WILLIAMS, Raymond. Marxism and Literature. Rio de Janeiro: Zahar Editores, 1979.


[I] See: ARRIGHI, Giovanni. The Long XNUMXth Century. Money, power and the origins of our time. Rio de Janeiro: Counterpoint; São Paulo: Editora da Unesp, 1996 and HOBSBAWM, Eric. The Age of Extremes. The brief XNUMXth century. São Paulo: Companhia das Letras, 1995.

[ii] Faced with this question, it is essential to understand how Gramsci understood the relationship between art and politics. According to Sabrina Areco: The way he treated Balzac offers interesting indications for approaching this topic (ARECO, 2018, p. 200).

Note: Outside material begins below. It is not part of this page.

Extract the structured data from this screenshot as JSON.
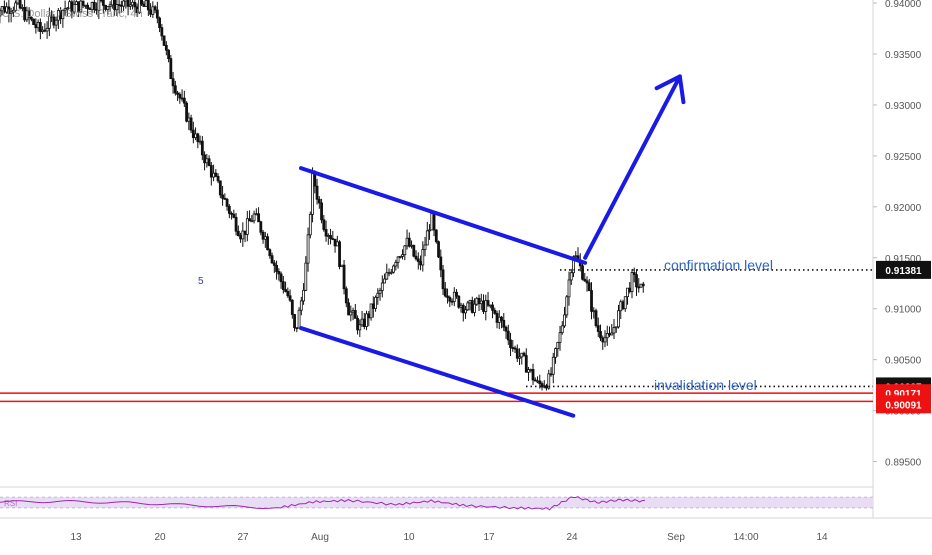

[iii] According to Giuseppe Cospito in an entry published in Gramscian Dictionary, the term hegemony cultural, should not be opposed to political, as witnessed by the use of expressions such as “political-cultural hegemony”, “political-intellectual”, “intellectual, moral and political” and similar, in addition to the thesis by which “the philosophy of praxis conceives the reality of human relations of knowledge as element of “political hegemony” (LIGUORI; VOZA (eds.), 2017, p. 365).

[iv] For an interpretation of the relations between society and culture in São Paulo in the same period, see: SEVCENKO, Nicolau. Ecstatic Orpheus in the metropolis: São Paulo – society and culture in the roaring 20s. São Paulo: Companhia das Letras, 1992.

[v] Due to the space and proposed approach, they do not deepen the discussion about the transformations in Portugal. For more information consult: LEONZO, Nanci. Welcome, general! Brazil and resistance against the dictatorship in Portugal and MEDINA, João. Salazar and Franco: two dictators, two dictatorships. The two articles are in the work organized by historian Osvaldo Coggiola entitled: Spain and Portugal. The end of dictatorships.

[vi] In the introduction to the collection of Mariátegui's writings on the origins of fascism, historian Luiz Bernardo Pericás presents the reader with the Italian context of the period. Regarding the position of the futurist group, the author states that: It was essential that a strong, authoritarian and expansionist State be established (…) The futurists, for their part, also followed similar political paths. In 1909, Filippo Tomaso Marinetti had published his “Manifeste de futurisme” in the Paris newspaper Le Figaro, and soon his ideas began to be adopted by some followers in Italy. A year later, he would publish Mafarka, a chaotic novel that would deepen his theories, followed by the play Le ROI Bombace e Anti-neutrality, as futuristic synthetic theater. He will defend war and Italian interventionism (PERICÁS, 2010, p.17).

[vii] In addition to Castro Rocha's work, also check out: PIRES, Paulo Roberto.  The modernist century that was going to be futurist: about headlines, avant-garde and the consensus of 22; TRENCH, Daniel. The restless form. From Klaxon to the Sunday Supplement of Jornal do Brasil and FONSECA, Maria Augusta. Brazilian Modernism: Pioneering literary criticism. All works are gathered in: ANDRADE, Gênesis (org.). Modernisms 1922-2022. São Paulo: Companhia das Letras, 2022.